The submaster then stepped over to a huge filing cabinet. Unlocking one of the sections, he looked busily through, then came back with a paper in his hand.
"I think I know whom you both suspect," began coach.
"Phin Drayne," spoke Dick, without hesitation.
"Yes. Well here is Drayne's recent examination paper in modern literature. It is, of course, in his own handwriting."
Eagerly the two football men and their coach bent over to compare Drayne's handwriting with that on the envelope that had come back from Milton.
"There has been an attempt at disguise," announced Mr. Morton, using a magnifying glass over the two specimens of writing. "Yet I am rather sure, in my own mind, that a handwriting expert would pronounce both specimens to have been written by the same hand."

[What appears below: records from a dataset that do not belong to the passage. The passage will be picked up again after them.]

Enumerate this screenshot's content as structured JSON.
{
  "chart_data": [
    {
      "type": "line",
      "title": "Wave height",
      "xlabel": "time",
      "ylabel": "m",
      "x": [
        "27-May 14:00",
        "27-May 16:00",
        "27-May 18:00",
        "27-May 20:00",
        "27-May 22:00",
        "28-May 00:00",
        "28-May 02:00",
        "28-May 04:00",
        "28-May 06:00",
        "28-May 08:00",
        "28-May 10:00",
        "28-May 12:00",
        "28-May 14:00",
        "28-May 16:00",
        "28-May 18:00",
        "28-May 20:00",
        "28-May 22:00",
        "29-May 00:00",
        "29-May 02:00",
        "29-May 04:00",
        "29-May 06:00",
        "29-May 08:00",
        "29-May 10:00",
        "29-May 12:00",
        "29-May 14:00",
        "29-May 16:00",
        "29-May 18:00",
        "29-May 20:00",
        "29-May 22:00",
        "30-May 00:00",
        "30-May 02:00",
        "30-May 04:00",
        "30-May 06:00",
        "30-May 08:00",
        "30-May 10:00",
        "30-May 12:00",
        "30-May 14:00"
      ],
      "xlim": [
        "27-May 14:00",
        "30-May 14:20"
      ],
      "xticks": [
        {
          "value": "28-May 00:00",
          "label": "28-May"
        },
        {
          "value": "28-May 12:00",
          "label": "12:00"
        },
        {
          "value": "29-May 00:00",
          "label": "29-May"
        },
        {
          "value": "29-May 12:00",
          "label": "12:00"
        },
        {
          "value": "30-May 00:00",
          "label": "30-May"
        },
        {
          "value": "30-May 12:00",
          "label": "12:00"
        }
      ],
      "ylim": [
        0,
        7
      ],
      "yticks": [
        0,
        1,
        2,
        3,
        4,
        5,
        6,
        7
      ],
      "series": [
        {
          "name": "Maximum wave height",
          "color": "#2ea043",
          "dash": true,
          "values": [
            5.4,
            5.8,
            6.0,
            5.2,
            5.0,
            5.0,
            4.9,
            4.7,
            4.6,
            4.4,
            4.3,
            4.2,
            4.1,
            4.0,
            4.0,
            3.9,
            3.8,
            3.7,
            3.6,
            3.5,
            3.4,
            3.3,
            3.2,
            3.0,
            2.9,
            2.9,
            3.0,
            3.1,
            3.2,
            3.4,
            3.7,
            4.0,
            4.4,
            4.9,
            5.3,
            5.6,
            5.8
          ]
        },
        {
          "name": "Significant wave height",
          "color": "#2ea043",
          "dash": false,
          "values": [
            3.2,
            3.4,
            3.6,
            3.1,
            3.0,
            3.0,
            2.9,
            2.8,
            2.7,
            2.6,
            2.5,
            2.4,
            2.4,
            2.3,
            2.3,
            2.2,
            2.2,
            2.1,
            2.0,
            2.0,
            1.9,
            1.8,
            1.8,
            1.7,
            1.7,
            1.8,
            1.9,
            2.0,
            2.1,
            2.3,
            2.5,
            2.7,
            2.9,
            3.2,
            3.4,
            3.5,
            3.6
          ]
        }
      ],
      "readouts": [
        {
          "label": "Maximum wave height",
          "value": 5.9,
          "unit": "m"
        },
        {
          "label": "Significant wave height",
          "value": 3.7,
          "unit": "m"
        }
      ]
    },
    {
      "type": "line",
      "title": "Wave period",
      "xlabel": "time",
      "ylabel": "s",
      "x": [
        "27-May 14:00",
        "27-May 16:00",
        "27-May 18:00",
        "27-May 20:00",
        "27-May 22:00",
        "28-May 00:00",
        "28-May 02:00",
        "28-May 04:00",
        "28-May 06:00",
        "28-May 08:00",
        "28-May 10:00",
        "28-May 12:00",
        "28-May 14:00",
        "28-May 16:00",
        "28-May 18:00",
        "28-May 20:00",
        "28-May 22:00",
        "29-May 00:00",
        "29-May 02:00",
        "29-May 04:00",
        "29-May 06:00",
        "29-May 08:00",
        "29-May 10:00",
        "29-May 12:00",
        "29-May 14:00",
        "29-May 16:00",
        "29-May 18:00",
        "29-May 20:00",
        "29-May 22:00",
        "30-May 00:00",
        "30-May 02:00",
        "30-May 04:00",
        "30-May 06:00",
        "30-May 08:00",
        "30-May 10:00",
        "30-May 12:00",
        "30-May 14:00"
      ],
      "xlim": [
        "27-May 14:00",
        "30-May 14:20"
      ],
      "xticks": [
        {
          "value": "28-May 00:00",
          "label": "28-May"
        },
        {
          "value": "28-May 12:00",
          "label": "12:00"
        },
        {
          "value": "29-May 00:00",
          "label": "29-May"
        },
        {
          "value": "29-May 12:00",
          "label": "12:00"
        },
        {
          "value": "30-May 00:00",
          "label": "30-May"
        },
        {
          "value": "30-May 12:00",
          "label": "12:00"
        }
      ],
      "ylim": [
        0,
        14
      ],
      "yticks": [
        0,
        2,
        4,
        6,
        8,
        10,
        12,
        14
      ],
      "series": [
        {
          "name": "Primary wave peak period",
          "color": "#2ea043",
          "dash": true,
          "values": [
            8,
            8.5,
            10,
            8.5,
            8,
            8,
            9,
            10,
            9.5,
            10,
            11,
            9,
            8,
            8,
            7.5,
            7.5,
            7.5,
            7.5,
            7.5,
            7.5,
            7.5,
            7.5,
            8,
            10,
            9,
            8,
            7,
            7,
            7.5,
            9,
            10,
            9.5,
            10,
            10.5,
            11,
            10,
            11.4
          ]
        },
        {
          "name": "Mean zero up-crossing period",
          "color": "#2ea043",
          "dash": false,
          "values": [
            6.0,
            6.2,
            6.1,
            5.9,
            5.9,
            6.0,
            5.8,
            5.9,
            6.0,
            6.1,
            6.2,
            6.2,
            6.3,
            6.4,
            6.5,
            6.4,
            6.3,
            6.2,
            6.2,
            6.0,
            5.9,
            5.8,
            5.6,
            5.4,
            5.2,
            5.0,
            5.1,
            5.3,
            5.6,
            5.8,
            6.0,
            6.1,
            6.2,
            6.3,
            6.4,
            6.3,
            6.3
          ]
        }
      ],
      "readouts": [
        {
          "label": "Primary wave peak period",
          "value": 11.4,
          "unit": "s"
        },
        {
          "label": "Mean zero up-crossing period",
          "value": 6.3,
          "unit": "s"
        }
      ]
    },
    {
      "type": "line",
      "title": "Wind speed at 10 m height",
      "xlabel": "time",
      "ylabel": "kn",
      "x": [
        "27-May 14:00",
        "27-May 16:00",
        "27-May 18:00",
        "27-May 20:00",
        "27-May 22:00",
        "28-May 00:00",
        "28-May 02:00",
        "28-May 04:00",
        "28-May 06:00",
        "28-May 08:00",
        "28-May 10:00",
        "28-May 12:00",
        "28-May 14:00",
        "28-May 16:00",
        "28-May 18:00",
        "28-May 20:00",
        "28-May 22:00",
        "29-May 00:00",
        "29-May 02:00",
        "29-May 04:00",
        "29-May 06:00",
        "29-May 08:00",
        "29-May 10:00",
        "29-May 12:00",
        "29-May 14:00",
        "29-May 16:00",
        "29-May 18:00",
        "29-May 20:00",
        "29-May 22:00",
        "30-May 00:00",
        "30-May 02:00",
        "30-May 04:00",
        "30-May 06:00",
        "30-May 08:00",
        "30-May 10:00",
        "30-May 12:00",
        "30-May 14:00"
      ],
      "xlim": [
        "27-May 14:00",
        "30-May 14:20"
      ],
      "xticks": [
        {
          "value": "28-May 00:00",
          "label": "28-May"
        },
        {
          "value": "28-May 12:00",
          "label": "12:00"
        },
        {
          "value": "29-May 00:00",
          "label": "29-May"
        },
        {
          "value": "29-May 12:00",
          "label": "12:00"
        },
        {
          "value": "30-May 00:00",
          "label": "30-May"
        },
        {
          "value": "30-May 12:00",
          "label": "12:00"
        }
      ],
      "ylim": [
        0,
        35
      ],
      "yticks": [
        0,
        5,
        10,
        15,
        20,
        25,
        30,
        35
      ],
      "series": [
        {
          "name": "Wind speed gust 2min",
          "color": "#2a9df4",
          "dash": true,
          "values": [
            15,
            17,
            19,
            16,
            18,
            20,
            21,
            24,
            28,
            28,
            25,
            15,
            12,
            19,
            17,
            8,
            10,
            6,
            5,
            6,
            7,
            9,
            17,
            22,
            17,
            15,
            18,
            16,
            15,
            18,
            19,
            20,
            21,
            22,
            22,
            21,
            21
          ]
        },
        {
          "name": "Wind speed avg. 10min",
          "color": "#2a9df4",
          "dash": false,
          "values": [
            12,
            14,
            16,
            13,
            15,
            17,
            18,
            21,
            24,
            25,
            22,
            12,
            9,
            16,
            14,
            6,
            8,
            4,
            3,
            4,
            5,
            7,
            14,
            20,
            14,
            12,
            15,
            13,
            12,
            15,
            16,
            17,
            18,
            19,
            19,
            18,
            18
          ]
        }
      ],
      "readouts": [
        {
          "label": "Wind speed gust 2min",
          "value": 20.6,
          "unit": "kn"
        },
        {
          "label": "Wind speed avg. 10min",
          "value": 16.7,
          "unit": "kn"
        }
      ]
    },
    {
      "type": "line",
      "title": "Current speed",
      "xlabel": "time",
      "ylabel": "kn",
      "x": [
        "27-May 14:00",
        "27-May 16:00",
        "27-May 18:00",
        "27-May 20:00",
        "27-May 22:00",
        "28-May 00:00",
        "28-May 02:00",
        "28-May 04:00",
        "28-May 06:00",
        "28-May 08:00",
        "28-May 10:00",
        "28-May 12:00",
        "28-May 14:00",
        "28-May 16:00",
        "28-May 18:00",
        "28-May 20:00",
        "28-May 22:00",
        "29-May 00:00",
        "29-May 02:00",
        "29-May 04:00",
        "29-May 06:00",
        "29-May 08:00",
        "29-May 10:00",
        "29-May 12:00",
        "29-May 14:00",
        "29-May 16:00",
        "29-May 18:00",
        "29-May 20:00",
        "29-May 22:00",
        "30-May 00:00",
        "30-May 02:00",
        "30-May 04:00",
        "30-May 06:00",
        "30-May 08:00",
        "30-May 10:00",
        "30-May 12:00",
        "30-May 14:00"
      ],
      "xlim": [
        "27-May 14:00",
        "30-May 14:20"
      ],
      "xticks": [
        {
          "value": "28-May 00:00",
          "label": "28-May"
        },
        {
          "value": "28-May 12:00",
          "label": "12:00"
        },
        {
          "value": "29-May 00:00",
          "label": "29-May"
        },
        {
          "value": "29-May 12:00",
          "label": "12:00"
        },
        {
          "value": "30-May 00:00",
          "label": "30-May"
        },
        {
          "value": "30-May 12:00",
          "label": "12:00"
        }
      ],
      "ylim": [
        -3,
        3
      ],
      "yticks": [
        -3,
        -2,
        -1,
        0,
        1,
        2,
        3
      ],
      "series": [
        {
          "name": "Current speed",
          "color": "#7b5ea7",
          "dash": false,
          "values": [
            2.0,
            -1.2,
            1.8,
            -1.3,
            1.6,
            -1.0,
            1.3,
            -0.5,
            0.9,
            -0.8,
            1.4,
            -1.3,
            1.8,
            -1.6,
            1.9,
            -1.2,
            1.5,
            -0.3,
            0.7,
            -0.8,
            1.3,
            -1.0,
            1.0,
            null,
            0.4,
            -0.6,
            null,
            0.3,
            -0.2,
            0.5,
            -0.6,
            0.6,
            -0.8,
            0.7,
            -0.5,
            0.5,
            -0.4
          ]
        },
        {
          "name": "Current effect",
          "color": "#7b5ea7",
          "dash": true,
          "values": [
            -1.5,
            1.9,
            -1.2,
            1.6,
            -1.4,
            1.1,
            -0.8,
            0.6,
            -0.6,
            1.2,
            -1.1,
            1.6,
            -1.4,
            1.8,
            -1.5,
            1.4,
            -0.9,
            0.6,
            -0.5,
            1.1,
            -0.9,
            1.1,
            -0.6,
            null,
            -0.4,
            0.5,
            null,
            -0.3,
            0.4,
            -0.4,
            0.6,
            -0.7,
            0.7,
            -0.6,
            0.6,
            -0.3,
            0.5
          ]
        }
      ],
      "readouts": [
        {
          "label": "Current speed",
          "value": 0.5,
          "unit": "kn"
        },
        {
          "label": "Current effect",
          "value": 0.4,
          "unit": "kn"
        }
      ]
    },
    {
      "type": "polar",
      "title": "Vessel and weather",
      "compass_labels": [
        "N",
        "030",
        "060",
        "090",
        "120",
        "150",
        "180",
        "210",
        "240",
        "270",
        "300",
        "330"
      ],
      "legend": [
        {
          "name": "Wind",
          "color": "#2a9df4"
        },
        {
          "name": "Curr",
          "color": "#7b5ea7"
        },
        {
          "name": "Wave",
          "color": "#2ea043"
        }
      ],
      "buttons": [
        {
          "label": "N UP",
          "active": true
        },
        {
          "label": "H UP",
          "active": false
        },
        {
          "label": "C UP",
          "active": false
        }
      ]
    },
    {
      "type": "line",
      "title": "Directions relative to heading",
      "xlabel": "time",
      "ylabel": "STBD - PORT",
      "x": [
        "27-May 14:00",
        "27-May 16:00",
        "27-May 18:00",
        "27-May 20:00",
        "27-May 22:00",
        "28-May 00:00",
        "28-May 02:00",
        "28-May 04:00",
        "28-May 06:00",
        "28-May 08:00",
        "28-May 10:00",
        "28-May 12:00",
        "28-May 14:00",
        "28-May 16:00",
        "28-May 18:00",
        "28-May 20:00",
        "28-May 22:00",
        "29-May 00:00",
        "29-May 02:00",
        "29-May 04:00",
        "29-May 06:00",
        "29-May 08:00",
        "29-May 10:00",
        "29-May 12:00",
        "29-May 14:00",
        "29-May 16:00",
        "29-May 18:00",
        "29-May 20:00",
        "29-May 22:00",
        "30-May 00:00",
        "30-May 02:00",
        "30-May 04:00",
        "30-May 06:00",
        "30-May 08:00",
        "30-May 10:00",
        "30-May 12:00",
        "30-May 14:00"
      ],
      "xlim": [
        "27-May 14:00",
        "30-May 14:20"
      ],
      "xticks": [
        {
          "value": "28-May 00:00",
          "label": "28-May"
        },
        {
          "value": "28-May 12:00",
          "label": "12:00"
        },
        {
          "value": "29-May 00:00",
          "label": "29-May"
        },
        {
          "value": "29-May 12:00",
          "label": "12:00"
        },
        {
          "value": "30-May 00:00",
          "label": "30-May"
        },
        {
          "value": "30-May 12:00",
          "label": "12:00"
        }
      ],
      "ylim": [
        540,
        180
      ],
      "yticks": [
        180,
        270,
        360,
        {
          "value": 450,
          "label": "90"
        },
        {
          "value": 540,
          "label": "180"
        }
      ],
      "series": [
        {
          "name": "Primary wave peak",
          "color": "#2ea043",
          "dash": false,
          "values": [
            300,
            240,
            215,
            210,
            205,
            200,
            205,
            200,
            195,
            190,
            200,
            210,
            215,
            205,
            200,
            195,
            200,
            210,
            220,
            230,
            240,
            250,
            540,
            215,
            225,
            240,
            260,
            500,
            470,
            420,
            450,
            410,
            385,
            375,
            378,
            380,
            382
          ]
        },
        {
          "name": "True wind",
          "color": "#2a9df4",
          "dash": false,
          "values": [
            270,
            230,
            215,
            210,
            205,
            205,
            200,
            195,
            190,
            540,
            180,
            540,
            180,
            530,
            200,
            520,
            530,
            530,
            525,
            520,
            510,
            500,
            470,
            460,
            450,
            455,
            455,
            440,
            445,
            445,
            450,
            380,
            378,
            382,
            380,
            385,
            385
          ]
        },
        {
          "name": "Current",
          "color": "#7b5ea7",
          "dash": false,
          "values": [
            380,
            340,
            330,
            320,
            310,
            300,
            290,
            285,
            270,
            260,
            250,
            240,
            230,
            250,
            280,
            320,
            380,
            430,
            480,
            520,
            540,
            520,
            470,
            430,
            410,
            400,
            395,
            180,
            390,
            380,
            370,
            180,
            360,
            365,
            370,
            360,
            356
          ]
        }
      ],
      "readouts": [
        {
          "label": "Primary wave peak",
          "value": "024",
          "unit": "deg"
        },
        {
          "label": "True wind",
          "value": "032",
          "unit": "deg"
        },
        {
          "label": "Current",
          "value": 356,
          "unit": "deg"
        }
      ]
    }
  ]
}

"We've nailed Drayne, then," muttered Darrin vengefully.
"It looks like it," assented Mr. Morton. "However, we'll go slowly. For the present I'll put this examination paper with our other 'exhibits' and secure them all carefully in my inside pocket. Now, then, let us make our pencils fly for a while in getting up a revised code of signals."
It was not a long task after all. From the two typewritten copies
Dick copied the first half of the plays, Dave the latter. Then
Coach Morton went over the new sheets, rapidly jotting down new
figures that should make all plain.
"Ten minutes past three," muttered coach, thrusting all the papers in his inside pocket and buttoning his coat. "Now, we'll have to take a car and get up to the field on the jump."